Die Schweizer Galeristin Claudia Giani-Leber hat sich seit vielen Jahren mit Haut und Haaren der Präsentation von Kunst verschrieben und bevorzugt KünstlerInnen, denen die Verbindung von Figuration und Abstraktion gelingt. In der aktuellen Ausstellung „Ladyland“ präsentiert sie exquisite Frauenbilder von Ulla Hahn. Und nein, diese Ulla Hahn ist nicht mit der Lyrikerin gleichen Namens verwandt oder verschwägert. „Obwohl die Poetin Ulla Hahn weiß, dass es auch die Malerin Ulla Hahn gibt“, sagt die Malerin.

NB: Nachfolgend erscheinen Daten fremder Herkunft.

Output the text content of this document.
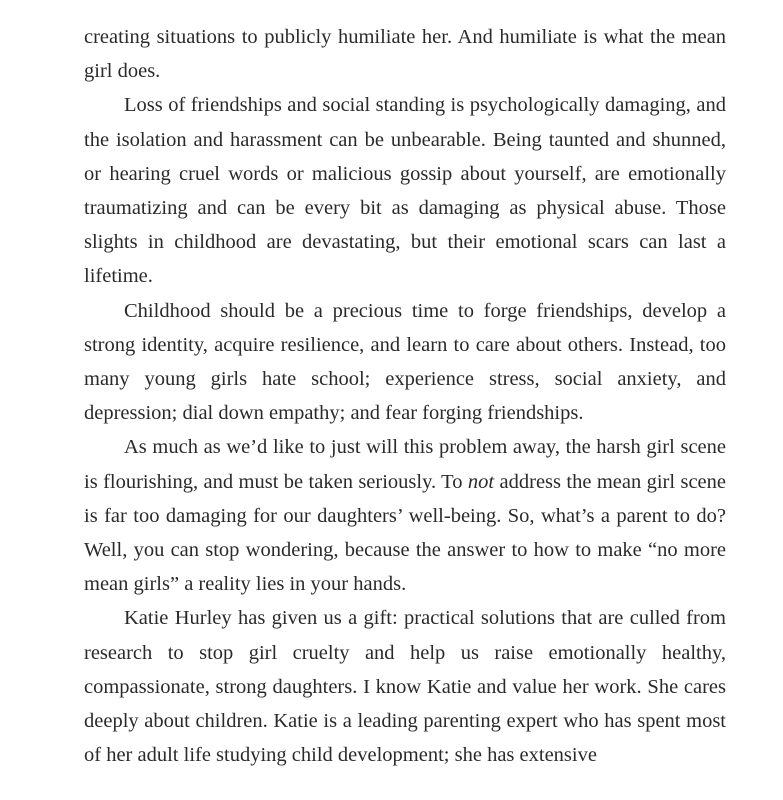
creating situations to publicly humiliate her. And humiliate is what the mean girl does.

Loss of friendships and social standing is psychologically damaging, and the isolation and harassment can be unbearable. Being taunted and shunned, or hearing cruel words or malicious gossip about yourself, are emotionally traumatizing and can be every bit as damaging as physical abuse. Those slights in childhood are devastating, but their emotional scars can last a lifetime.

Childhood should be a precious time to forge friendships, develop a strong identity, acquire resilience, and learn to care about others. Instead, too many young girls hate school; experience stress, social anxiety, and depression; dial down empathy; and fear forging friendships.

As much as we’d like to just will this problem away, the harsh girl scene is flourishing, and must be taken seriously. To not address the mean girl scene is far too damaging for our daughters’ well-being. So, what’s a parent to do? Well, you can stop wondering, because the answer to how to make “no more mean girls” a reality lies in your hands.

Katie Hurley has given us a gift: practical solutions that are culled from research to stop girl cruelty and help us raise emotionally healthy, compassionate, strong daughters. I know Katie and value her work. She cares deeply about children. Katie is a leading parenting expert who has spent most of her adult life studying child development; she has extensive
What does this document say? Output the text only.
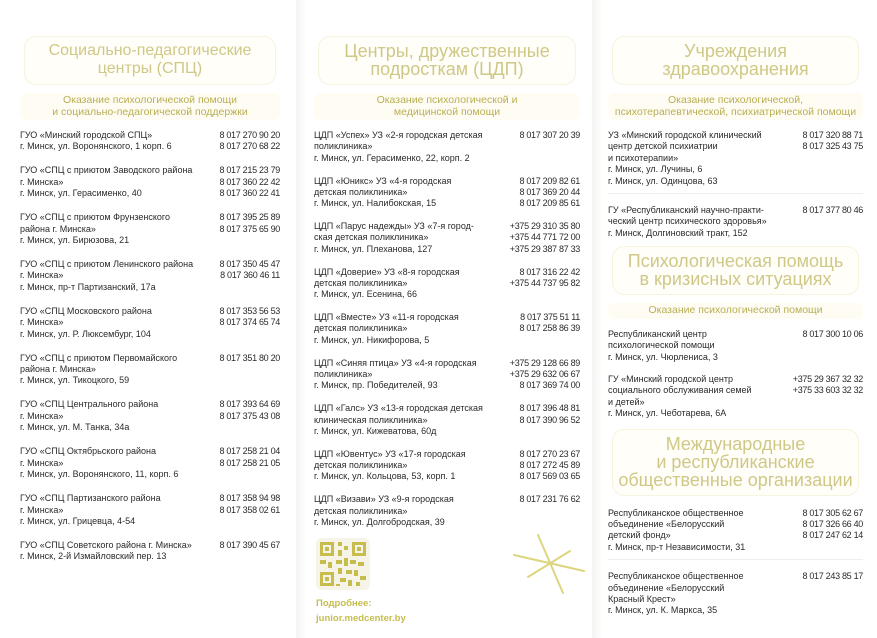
Социально-педагогические
центры (СПЦ)
Оказание психологической помощи
и социально-педагогической поддержки
ГУО «Минский городской СПЦ»
г. Минск, ул. Воронянского, 1 корп. 6
8 017 270 90 20
8 017 270 68 22
ГУО «СПЦ с приютом Заводского района
г. Минска»
г. Минск, ул. Герасименко, 40
8 017 215 23 79
8 017 360 22 42
8 017 360 22 41
ГУО «СПЦ с приютом Фрунзенского
района г. Минска»
г. Минск, ул. Бирюзова, 21
8 017 395 25 89
8 017 375 65 90
ГУО «СПЦ с приютом Ленинского района
г. Минска»
г. Минск, пр-т Партизанский, 17а
8 017 350 45 47
8 017 360 46 11
ГУО «СПЦ Московского района
г. Минска»
г. Минск, ул. Р. Люксембург, 104
8 017 353 56 53
8 017 374 65 74
ГУО «СПЦ с приютом Первомайского
района г. Минска»
г. Минск, ул. Тикоцкого, 59
8 017 351 80 20
ГУО «СПЦ Центрального района
г. Минска»
г. Минск, ул. М. Танка, 34а
8 017 393 64 69
8 017 375 43 08
ГУО «СПЦ Октябрьского района
г. Минска»
г. Минск, ул. Воронянского, 11, корп. 6
8 017 258 21 04
8 017 258 21 05
ГУО «СПЦ Партизанского района
г. Минска»
г. Минск, ул. Грицевца, 4-54
8 017 358 94 98
8 017 358 02 61
ГУО «СПЦ Советского района г. Минска»
г. Минск, 2-й Измайловский пер. 13
8 017 390 45 67
Центры, дружественные
подросткам (ЦДП)
Оказание психологической и
медицинской помощи
ЦДП «Успех» УЗ «2-я городская детская
поликлиника»
г. Минск, ул. Герасименко, 22, корп. 2
8 017 307 20 39
ЦДП «Юникс» УЗ «4-я городская
детская поликлиника»
г. Минск, ул. Налибокская, 15
8 017 209 82 61
8 017 369 20 44
8 017 209 85 61
ЦДП «Парус надежды» УЗ «7-я город-
ская детская поликлиника»
г. Минск, ул. Плеханова, 127
+375 29 310 35 80
+375 44 771 72 00
+375 29 387 87 33
ЦДП «Доверие» УЗ «8-я городская
детская поликлиника»
г. Минск, ул. Есенина, 66
8 017 316 22 42
+375 44 737 95 82
ЦДП «Вместе» УЗ «11-я городская
детская поликлиника»
г. Минск, ул. Никифорова, 5
8 017 375 51 11
8 017 258 86 39
ЦДП «Синяя птица» УЗ «4-я городская
поликлиника»
г. Минск, пр. Победителей, 93
+375 29 128 66 89
+375 29 632 06 67
8 017 369 74 00
ЦДП «Галс» УЗ «13-я городская детская
клиническая поликлиника»
г. Минск, ул. Кижеватова, 60д
8 017 396 48 81
8 017 390 96 52
ЦДП «Ювентус» УЗ «17-я городская
детская поликлиника»
г. Минск, ул. Кольцова, 53, корп. 1
8 017 270 23 67
8 017 272 45 89
8 017 569 03 65
ЦДП «Визави» УЗ «9-я городская
детская поликлиника»
г. Минск, ул. Долгобродская, 39
8 017 231 76 62
Подробнее:
junior.medcenter.by
Учреждения
здравоохранения
Оказание психологической,
психотерапевтической, психиатрической помощи
УЗ «Минский городской клинический
центр детской психиатрии
и психотерапии»
г. Минск, ул. Лучины, 6
г. Минск, ул. Одинцова, 63
8 017 320 88 71
8 017 325 43 75
ГУ «Республиканский научно-практи-
ческий центр психического здоровья»
г. Минск, Долгиновский тракт, 152
8 017 377 80 46
Психологическая помощь
в кризисных ситуациях
Оказание психологической помощи
Республиканский центр
психологической помощи
г. Минск, ул. Чюрлениса, 3
8 017 300 10 06
ГУ «Минский городской центр
социального обслуживания семей
и детей»
г. Минск, ул. Чеботарева, 6А
+375 29 367 32 32
+375 33 603 32 32
Международные
и республиканские
общественные организации
Республиканское общественное
объединение «Белорусский
детский фонд»
г. Минск, пр-т Независимости, 31
8 017 305 62 67
8 017 326 66 40
8 017 247 62 14
Республиканское общественное
объединение «Белорусский
Красный Крест»
г. Минск, ул. К. Маркса, 35
8 017 243 85 17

Unzählige Plattencover und Titelseiten großer Magazine schmücken Porträtaufnahmen schöner Frauen. Die aus dem Rheinland stammende Ulla Hahn (62) sammelt wie eine Besessene zumeist Coveraufnahmen von Sängerinnen aus den 60er und 70er Jahre, erforscht ihre Ausstrahlung, um sie dann in einem großen Mosaik zusammenzustellen. „Succés“, so der Titel des 300 Cover umfassenden Bildmaterials, zeigt nachdenkliche, widerspenstige, romantische und auch kratzbürstige Ladies. Einige rauchen und bauen den Zigarettenqualm als freche Attitude mit ins Foto ein. Für Hahn spiegelt sich in den Aufnahmen ein neues Rollenverständnis, das junge Frauen in den 70er entwickelten. All die schönen, teilweise auch schlampigen Frauen waren selbstbewusst, sexy und auf der Suche nach einer neuen Identität. Wohin die Reise gehen sollte, war noch ungewiss. Doch eines stand fest: Der konservative Gleichklang von „Kinder, Küche und Kirche“ war Vergangenheit, Underground und Rock‚n‘Roll ersetzten das Heimchen am Herd. Gerade die 70er Jahre sind für die Künstlerin eine spannende Aufbruchsphase, die sie selbst prägte. „Ich arbeitete damals in einem Wuppertaler Frauenzentrum, zusammen mit der Mutter von Alice Schwarzer.“ Beim Arrangement der Schönen erinnert sie sich an diese kreative und trotzige Zeit, die späteren Frauengenerationen einen freieren Weg ebnete. Hahn fasziniert die geheimnisvolle Aura, die von diesen Frauen ausgeht. „Es hat mir einen unheimlichen Spaß gemacht, sie zu positionieren“, schwärmt sie. Die Succés-Ladies sollen auch miteinander korrespondieren und so wirkt die Installation wie eine große Bühne, auf der sich viele Dialoge abspielen. Auf den Streit folgt die Versöhnung. Hahn betont, dass für sie ausschließlich Bildmaterial aus dem vergangenen Jahrhundert geeignet ist. Cover von Künstlerinnen ab dem Jahr 2000 möchte sie nicht verwenden. „Da wird es schwierig, ich kann damit nichts mehr anfangen.“ Doch der Betrachter muss sich keine Sorgen machen, dass ihr der Stoff ausgeht. Im Fundus der Künstlerin warten noch unzählige Beautys auf Entdeckung und Erforschung.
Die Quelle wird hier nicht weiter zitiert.